For the most part, I think that the political labels of "conservative" and "liberal" can be applied to Hoover and FDR when examining their approaches to wrestling with the Great Depression. In his initial reaction to the Great Depression, Hoover displayed his conservative tendencies in relying on businesses and charity organizations to provide assistance. After two years of recognizing that this approach was not working, Hoover did initiate federal government action to the problem. The Hawley- Smoot Tarriff and the Federal Farm Board are examples of a liberal approach in terms of seeing government as a source of action in times of intense crisis. Yet, Hoover still did not see governmental action as needed in terms of providing economic relief to the vast number of unemployed:
I protest against such frivolous promises being held out to a suffering people. If it were possible to give this employment to 10,000,000 people by the Government, it would cost upwards of $9,000,000,000 a year. . . . It would pull down the employment of those who are still at work by the high taxes and the demoralization of credit upon which their employment is dependent. . . .
Terms like "the demoralization of credit" and seeing federal relief as "frivolous promises" represent a disdain towards a politically liberal approach and embrace of conservative principles to the problem of the Great Depression.

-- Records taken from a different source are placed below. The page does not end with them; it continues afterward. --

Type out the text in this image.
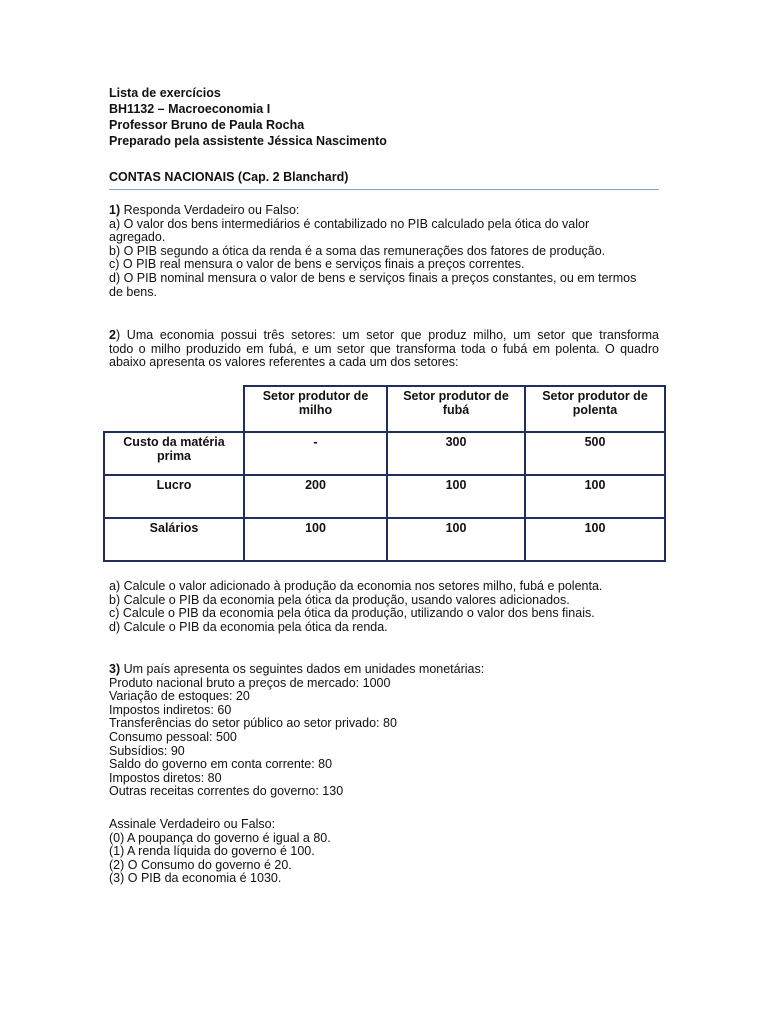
Lista de exercícios
BH1132 – Macroeconomia I
Professor Bruno de Paula Rocha
Preparado pela assistente Jéssica Nascimento
CONTAS NACIONAIS (Cap. 2 Blanchard)
1) Responda Verdadeiro ou Falso:
a) O valor dos bens intermediários é contabilizado no PIB calculado pela ótica do valor
agregado.
b) O PIB segundo a ótica da renda é a soma das remunerações dos fatores de produção.
c) O PIB real mensura o valor de bens e serviços finais a preços correntes.
d) O PIB nominal mensura o valor de bens e serviços finais a preços constantes, ou em termos
de bens.
2) Uma economia possui três setores: um setor que produz milho, um setor que transforma
todo o milho produzido em fubá, e um setor que transforma toda o fubá em polenta. O quadro
abaixo apresenta os valores referentes a cada um dos setores:
	Setor produtor de milho	Setor produtor de fubá	Setor produtor de polenta
Custo da matéria prima	-	300	500
Lucro	200	100	100
Salários	100	100	100
a) Calcule o valor adicionado à produção da economia nos setores milho, fubá e polenta.
b) Calcule o PIB da economia pela ótica da produção, usando valores adicionados.
c) Calcule o PIB da economia pela ótica da produção, utilizando o valor dos bens finais.
d) Calcule o PIB da economia pela ótica da renda.
3) Um país apresenta os seguintes dados em unidades monetárias:
Produto nacional bruto a preços de mercado: 1000
Variação de estoques: 20
Impostos indiretos: 60
Transferências do setor público ao setor privado: 80
Consumo pessoal: 500
Subsídios: 90
Saldo do governo em conta corrente: 80
Impostos diretos: 80
Outras receitas correntes do governo: 130
Assinale Verdadeiro ou Falso:
(0) A poupança do governo é igual a 80.
(1) A renda líquida do governo é 100.
(2) O Consumo do governo é 20.
(3) O PIB da economia é 1030.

FDR could be seen as a liberal because of his exact opposite stance. FDR believed that government was the source of solving the nation's challenges with the Great Depression. The expansion of the federal government into different agencies designed to assist individuals, reform business practices, and provide relief to different parts of American society reflects a liberal approach to political design. FDR could be seen as a liberal because he recognized that expanding government and federal spending were measures needed to combat the Great Depression. These approaches are liberal because they do not rely on the machine of commerce and private endeavors as much as action taken in the public realm.